Question

The population standard deviation for the weights of boxes of breakfast cereal is 0.6 ounces. If we want to be 90% confident that the sample mean is within 1 ounce of the true population mean, what is the minimum sample size that can be taken

Answer 1

Answer:

The minimum sample size that can be taken is 1.

Step-by-step explanation:

We have that to find our $\alpha$ level, that is the subtraction of 1 by the confidence interval divided by 2. So:

$\alpha = \frac{1-0.9}{2} = 0.05$

Now, we have to find z in the Ztable as such z has a pvalue of $1-\alpha$.

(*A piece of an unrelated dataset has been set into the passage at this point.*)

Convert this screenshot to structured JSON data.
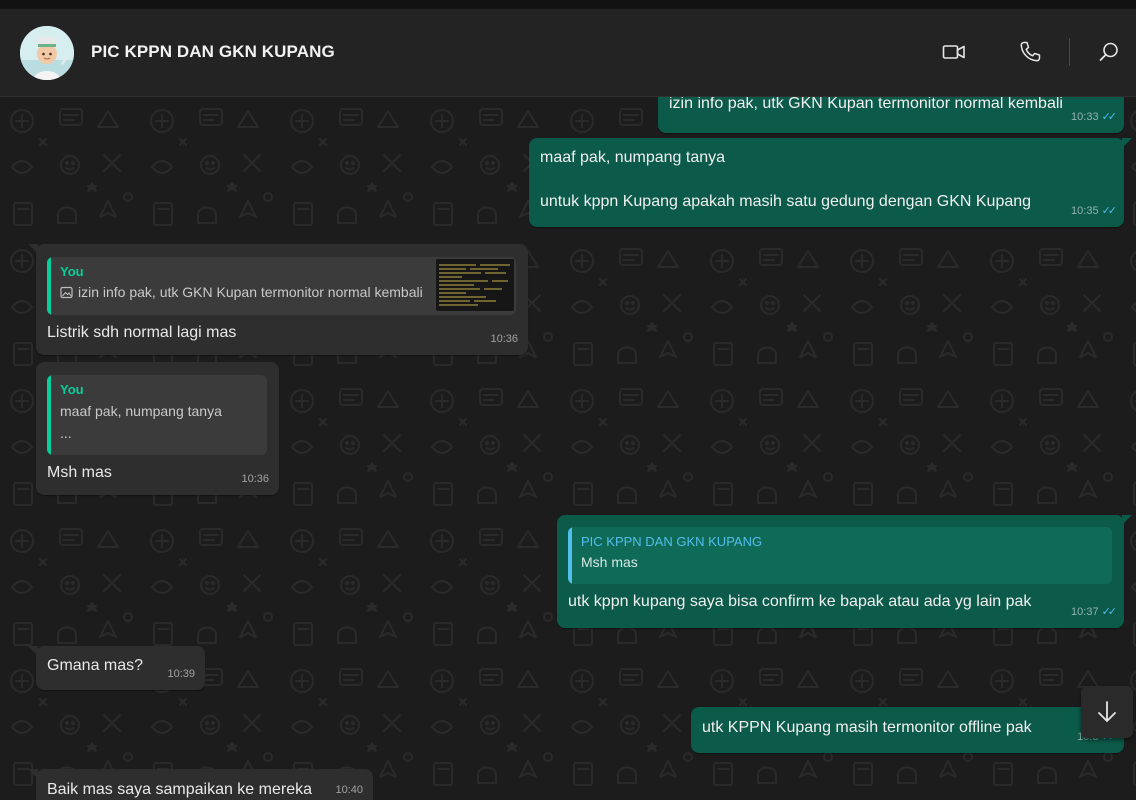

So it is z with a pvalue of $1-0.05 = 0.95$, so $z = 1.645$

Now, find the margin of error M as such

$M = z*\frac{\sigma}{\sqrt{n}}$

In which $\sigma$ is the standard deviation of the population and n is the size of the sample.

In this problem

We have to find n, when $M = 1, \sigma = 0.6$. So

$M = z*\frac{\sigma}{\sqrt{n}}$

$1 = 1.645*\frac{0.6}{\sqrt{n}}$

$\sqrt{n} = 1.645*0.6$

$(\sqrt{n})^{2} = (1.645*0.6)^{2}$

$n = 0.97$

Rounding up

The minimum sample size that can be taken is 1.